To get to that point of need you’ll have no electric bill nor water bill to trouble your mind. No cell phone or internet service to speak of, so if you’re reading this, you’re not that poor. To face starvation, it’s doubtful you’ll have rent or a mortgage. If you have any of those things, you have something you can trade in or sell that would purchase a few decent meals at least.

It may seem counter-intuitive to actually thank God for hardship, though. After all, would you rather thank Him from a position of unshakable financial security?

I’m sure. Yet for one thing, there is no such thing as unshakable financial security. Not to mention I know of no soul so pious that it isn’t prone to relying more on it’s bank account than on God.

But that, my friends, is a dangerous place.

It’s best if we have enough difficulty in life to remind us of our need for God. The problem with wealth is that, too often, it begins to own us. Like the rich young ruler in Matthew 19:16-22, we feel so secure in our stuff that we hesitate to leave it behind for the lasting riches found in Christ.

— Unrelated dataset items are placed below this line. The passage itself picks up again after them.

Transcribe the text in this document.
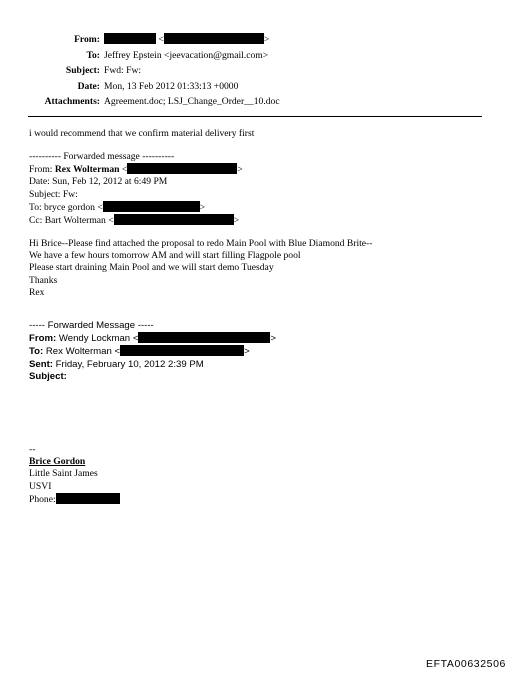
From:	<	>
To: Jeffrey Epstein <jeevacation@gmail.com>
Subject: Fwd: Fw:
Date: Mon, 13 Feb 2012 01:33:13 +0000
Attachments: Agreement.doc; LSJ_Change_Order__10.doc
i would recommend that we confirm material delivery first
---------- Forwarded message ----------
From: Rex Wolterman <	>
Date: Sun, Feb 12, 2012 at 6:49 PM
Subject: Fw:
To: bryce gordon <	>
Cc: Bart Wolterman <	>
Hi Brice--Please find attached the proposal to redo Main Pool with Blue Diamond Brite--
We have a few hours tomorrow AM and will start filling Flagpole pool
Please start draining Main Pool and we will start demo Tuesday
Thanks
Rex
----- Forwarded Message -----
From: Wendy Lockman <	>
To: Rex Wolterman <	>
Sent: Friday, February 10, 2012 2:39 PM
Subject:
--
Brice Gordon
Little Saint James
USVI
Phone:
EFTA00632506
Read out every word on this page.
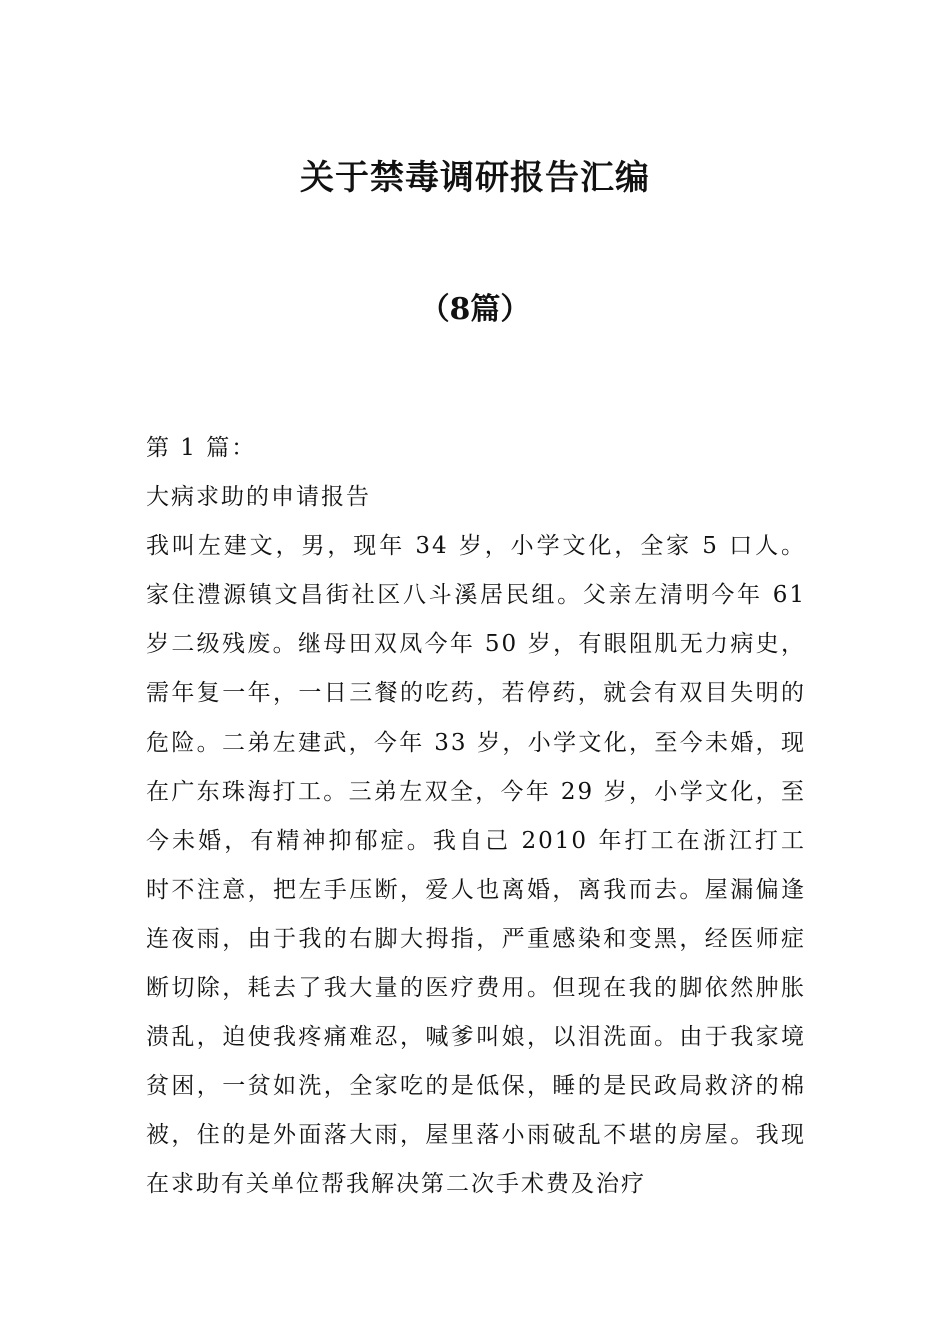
关于禁毒调研报告汇编
（8篇）

第 1 篇：

大病求助的申请报告

我叫左建文，男，现年 34 岁，小学文化，全家 5 口人。家住澧源镇文昌街社区八斗溪居民组。父亲左清明今年 61 岁二级残废。继母田双凤今年 50 岁，有眼阻肌无力病史，需年复一年，一日三餐的吃药，若停药，就会有双目失明的危险。二弟左建武，今年 33 岁，小学文化，至今未婚，现在广东珠海打工。三弟左双全，今年 29 岁，小学文化，至今未婚，有精神抑郁症。我自己 2010 年打工在浙江打工时不注意，把左手压断，爱人也离婚，离我而去。屋漏偏逢连夜雨，由于我的右脚大拇指，严重感染和变黑，经医师症断切除，耗去了我大量的医疗费用。但现在我的脚依然肿胀溃乱，迫使我疼痛难忍，喊爹叫娘，以泪洗面。由于我家境贫困，一贫如洗，全家吃的是低保，睡的是民政局救济的棉被，住的是外面落大雨，屋里落小雨破乱不堪的房屋。我现在求助有关单位帮我解决第二次手术费及治疗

When I think of this thing in terms of eternity – of the fleeting nature of health and wealth in my present state, of the rapidity with which all my earthly security can come crashing down due to an accident, diagnosis, or natural disaster – then yes, I can thank God for adversity.

For me, chronic pain has taught me more about His goodness and mercy than life as a healthy billionaire ever could. And I am thankful.

Lord, thank You for loving us enough to keep us dependent on You. No matter what life may bring, keep our eyes turned to You and our hearts inclined to loving obedience to You, amen.